After completing the mode change, the TPM can be used normally. Depending on which TPM mode you have selected, you may need to re-enable the TPM in the Dell BIOS before the OS can take advantage of TPM features.
This can be accomplished in a few different ways:
Dell BIOS setup Menu
The TPM can be re-enabled using the Dell BIOS Setup Menu, which can be accessed by pressing the F2 key during a reboot, when the Dell logo is displayed on the screen.
To enable the TPM: Navigate to Security > TPM Security > Enable
The Dell BIOS TPM Enable setting can also be configured remotely, using the Dell Client Command Suite.
Select the option in the right side of the TPM.msc (see above for instructions) window labeled Prepare the TPM for use
From an administrator command prompt, use the Windows powershell Initialize-tpm command
Windows OS's that support Bitlocker include a utility called manage-bde.exe, which can perform some limited configuration of the TPM for Bitlocker deployment. Descriptions of the TPM commands available with the Microsoft Windows manage-bde.exe tool can be found here.
manage-bde.exe -tpm -turnon
manage-bde.exe -tpm -takeownership <owner password of your choosing>
Can you please provide information on how to use the TPM update utility within WinPE? We are using Windows 10 1607 for WinPE and enabling the WinPE-SecureStartup component which is used for Windows Secure Startup and TPM support. Unfortunately using that WinPE image does not allow the Dell TPM upgrade utility to launch.

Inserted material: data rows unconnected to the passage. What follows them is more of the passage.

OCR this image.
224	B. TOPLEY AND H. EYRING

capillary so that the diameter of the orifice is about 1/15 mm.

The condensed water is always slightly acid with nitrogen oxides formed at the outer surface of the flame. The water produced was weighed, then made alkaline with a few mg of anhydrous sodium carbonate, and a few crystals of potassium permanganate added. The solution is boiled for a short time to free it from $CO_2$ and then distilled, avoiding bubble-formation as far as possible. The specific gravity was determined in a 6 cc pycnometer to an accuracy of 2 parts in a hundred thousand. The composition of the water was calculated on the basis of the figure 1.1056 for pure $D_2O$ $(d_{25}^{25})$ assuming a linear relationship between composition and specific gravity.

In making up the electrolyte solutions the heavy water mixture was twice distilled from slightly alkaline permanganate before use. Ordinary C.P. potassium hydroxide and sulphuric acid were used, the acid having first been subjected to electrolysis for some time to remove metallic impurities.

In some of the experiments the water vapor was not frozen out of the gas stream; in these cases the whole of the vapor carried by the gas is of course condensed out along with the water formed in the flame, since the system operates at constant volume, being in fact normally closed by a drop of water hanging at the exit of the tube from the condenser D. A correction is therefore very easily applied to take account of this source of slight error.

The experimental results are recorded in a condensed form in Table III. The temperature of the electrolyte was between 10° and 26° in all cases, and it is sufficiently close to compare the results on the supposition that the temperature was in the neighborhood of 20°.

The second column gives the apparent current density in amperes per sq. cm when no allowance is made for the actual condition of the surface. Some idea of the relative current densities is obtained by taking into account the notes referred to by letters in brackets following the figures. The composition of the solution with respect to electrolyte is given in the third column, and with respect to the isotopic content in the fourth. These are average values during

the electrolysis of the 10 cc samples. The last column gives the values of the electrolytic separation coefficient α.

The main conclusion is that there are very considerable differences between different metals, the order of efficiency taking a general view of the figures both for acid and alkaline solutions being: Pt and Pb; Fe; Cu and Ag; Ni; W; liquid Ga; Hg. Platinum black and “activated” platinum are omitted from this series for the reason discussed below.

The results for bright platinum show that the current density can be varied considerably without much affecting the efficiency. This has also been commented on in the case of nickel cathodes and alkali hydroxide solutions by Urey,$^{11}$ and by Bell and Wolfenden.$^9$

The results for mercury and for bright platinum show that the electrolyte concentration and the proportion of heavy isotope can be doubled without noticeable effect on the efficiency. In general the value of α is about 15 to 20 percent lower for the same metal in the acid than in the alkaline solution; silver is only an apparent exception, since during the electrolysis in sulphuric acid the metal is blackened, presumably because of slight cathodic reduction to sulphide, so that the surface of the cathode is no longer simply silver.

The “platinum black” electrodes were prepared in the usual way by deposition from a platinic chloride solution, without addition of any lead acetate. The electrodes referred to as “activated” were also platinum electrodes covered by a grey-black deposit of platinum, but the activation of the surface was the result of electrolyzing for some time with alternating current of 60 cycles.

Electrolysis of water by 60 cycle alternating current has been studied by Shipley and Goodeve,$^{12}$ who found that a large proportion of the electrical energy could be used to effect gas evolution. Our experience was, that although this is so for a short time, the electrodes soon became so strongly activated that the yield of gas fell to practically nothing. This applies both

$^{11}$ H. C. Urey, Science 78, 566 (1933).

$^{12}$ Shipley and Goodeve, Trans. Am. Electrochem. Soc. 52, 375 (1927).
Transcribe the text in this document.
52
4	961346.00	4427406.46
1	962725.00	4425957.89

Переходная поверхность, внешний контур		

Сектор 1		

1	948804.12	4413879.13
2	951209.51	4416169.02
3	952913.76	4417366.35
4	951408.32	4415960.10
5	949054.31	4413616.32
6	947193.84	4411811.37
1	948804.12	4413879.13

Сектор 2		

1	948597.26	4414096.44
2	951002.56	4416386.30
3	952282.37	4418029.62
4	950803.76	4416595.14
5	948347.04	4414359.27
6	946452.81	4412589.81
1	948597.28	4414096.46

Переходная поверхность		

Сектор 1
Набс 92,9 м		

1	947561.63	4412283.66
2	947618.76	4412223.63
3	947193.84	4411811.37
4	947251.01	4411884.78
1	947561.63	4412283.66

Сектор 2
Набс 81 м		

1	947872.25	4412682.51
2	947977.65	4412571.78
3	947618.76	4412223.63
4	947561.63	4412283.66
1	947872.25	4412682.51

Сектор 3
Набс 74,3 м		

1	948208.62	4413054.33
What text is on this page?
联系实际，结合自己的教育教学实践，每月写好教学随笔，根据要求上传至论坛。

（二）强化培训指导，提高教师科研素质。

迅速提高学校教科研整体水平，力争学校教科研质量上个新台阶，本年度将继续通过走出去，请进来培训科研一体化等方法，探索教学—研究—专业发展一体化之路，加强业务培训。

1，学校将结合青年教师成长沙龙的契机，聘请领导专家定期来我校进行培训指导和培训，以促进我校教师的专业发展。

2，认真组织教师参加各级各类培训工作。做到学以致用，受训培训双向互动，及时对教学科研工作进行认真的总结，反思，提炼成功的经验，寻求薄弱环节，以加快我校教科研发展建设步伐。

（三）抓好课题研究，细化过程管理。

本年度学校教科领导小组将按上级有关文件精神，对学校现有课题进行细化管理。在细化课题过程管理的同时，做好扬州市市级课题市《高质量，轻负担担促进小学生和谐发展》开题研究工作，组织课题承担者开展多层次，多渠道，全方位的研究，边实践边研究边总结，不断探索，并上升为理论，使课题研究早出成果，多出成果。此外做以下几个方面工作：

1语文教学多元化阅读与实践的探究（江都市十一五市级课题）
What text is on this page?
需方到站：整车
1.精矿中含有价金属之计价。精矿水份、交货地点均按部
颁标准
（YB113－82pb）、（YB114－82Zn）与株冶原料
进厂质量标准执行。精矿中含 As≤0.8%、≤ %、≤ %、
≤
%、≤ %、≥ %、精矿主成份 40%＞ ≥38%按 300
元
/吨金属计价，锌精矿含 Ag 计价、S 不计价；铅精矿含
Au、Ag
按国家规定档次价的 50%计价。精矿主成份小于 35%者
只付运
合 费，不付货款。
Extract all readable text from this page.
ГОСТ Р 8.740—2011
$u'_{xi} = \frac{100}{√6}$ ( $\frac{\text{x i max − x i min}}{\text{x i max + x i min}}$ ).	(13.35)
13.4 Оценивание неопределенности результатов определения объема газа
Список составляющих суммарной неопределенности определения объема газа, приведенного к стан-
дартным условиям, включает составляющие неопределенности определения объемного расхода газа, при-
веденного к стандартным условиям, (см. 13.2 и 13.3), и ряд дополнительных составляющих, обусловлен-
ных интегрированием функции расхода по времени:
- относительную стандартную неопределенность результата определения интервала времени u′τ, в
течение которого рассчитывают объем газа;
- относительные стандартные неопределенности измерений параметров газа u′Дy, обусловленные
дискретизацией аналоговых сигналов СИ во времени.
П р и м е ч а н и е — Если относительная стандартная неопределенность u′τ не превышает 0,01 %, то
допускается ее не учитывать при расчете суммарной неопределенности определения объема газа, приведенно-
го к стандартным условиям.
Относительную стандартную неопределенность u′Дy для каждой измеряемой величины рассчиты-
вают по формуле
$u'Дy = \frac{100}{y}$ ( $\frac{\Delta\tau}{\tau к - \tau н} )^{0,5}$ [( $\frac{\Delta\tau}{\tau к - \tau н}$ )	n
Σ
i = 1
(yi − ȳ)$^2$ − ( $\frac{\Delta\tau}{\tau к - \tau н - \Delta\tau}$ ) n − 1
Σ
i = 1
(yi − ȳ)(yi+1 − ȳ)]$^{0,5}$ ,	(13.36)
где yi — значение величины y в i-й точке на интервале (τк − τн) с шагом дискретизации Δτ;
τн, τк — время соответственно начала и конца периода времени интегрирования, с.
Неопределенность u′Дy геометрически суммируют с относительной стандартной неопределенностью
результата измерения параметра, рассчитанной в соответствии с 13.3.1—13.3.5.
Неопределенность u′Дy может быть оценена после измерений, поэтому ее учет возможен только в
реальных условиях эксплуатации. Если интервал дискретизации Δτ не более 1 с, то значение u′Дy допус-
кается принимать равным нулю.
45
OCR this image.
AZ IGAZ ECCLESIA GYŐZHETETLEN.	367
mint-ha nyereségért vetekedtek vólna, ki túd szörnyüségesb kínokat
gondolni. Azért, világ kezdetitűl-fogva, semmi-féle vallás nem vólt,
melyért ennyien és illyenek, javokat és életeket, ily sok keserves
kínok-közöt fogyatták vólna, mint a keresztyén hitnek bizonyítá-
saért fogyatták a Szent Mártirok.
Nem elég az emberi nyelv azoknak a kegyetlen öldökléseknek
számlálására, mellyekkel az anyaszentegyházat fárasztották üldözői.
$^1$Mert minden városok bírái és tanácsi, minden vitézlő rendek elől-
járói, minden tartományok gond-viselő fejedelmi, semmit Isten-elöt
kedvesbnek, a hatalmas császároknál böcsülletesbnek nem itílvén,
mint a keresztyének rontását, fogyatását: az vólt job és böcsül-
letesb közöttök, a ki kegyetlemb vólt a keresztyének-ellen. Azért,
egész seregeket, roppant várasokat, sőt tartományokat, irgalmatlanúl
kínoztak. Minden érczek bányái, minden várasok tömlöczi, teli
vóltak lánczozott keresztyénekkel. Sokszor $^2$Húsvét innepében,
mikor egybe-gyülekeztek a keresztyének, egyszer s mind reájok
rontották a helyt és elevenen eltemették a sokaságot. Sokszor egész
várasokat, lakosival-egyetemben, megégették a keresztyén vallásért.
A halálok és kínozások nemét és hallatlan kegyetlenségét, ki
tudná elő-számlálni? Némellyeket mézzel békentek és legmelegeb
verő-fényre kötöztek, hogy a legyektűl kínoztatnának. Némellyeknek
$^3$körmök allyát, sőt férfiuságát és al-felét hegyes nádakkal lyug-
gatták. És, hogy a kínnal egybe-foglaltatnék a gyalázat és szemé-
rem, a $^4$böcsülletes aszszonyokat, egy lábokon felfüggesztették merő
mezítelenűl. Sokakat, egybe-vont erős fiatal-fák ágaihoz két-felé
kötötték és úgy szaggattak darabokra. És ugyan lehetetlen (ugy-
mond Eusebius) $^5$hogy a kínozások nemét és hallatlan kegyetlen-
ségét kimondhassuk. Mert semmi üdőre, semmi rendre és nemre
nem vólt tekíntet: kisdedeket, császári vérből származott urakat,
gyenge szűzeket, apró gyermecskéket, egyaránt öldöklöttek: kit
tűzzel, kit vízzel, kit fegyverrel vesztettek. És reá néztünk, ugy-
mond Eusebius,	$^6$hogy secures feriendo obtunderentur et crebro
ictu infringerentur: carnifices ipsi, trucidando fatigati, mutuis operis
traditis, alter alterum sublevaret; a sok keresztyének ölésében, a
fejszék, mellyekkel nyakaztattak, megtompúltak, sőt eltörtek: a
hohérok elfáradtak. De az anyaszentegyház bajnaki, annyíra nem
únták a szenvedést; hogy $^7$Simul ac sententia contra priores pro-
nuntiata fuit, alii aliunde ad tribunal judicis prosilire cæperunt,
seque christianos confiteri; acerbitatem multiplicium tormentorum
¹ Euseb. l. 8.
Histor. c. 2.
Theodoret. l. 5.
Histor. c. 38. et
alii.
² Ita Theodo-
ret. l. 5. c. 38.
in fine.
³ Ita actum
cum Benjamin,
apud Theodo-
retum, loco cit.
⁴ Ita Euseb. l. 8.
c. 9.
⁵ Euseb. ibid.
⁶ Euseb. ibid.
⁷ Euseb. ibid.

I followed the instructions and continue to get the following message on my Dell Latitude E6530:
Error: The System TPM Query Failed, Aborting
Error: Unable to prepare the TPM update payload
It states above "The TPM update utility will also run in WinPE (with TPM Base Services enabled) or in DOS.". I cannot get this to run in WinPE (Windows 10 1607 release). I have added the WinPE-SecureStartup to the image and I can run manage-bde commands and access the WMI root\cimv2\security\microsoftTpm namespace.
Has anyone gotten this to work in WinPE?
I was unable to get the exe to run under WinPE 10. I did all the tasks that dawnwertz listed. I am trying to go from TPM 2.0 to 1.2 on a Precision 5510.
This page says the Precision 5510 is supported:
Yet this page says it's not:
After talking with Dell support. This will only work on 32-bit Windows PE. It will not work with the 64-bit version of Windows PE.
Apologies for the delayed response. The TPM FW support team has officially made 64 bit versions of the TPM update utilities available.
For TPM 1.2, the installer is DellTpm1.2_Fw184.108.40.206_V3_64.exe.
For TPM 2.0, the installer is DellTpm2.0_Fw220.127.116.11_V2_64.exe.
I don't deal with TPM in my daily work. I was wondering if TPM setting could affect how Boot-able USB drives act? I have multiple E5470 laptops, one has TPM 1.2 and the other TPM 2.0. We use bootable Ubuntu USB drives for certain secure tests. Issue is on the laptop with TPM1.2, setting boot order for USB first, as long as we use the same exact USB drive, it will boot to USB all day long. If we use a different USB, the boot order is changed to internal SSD. This is driving us crazy. I want student to be able to use any flash drive we give them.
Nick brought me your question.
I've sent you a friend request. Let's get an answer for you.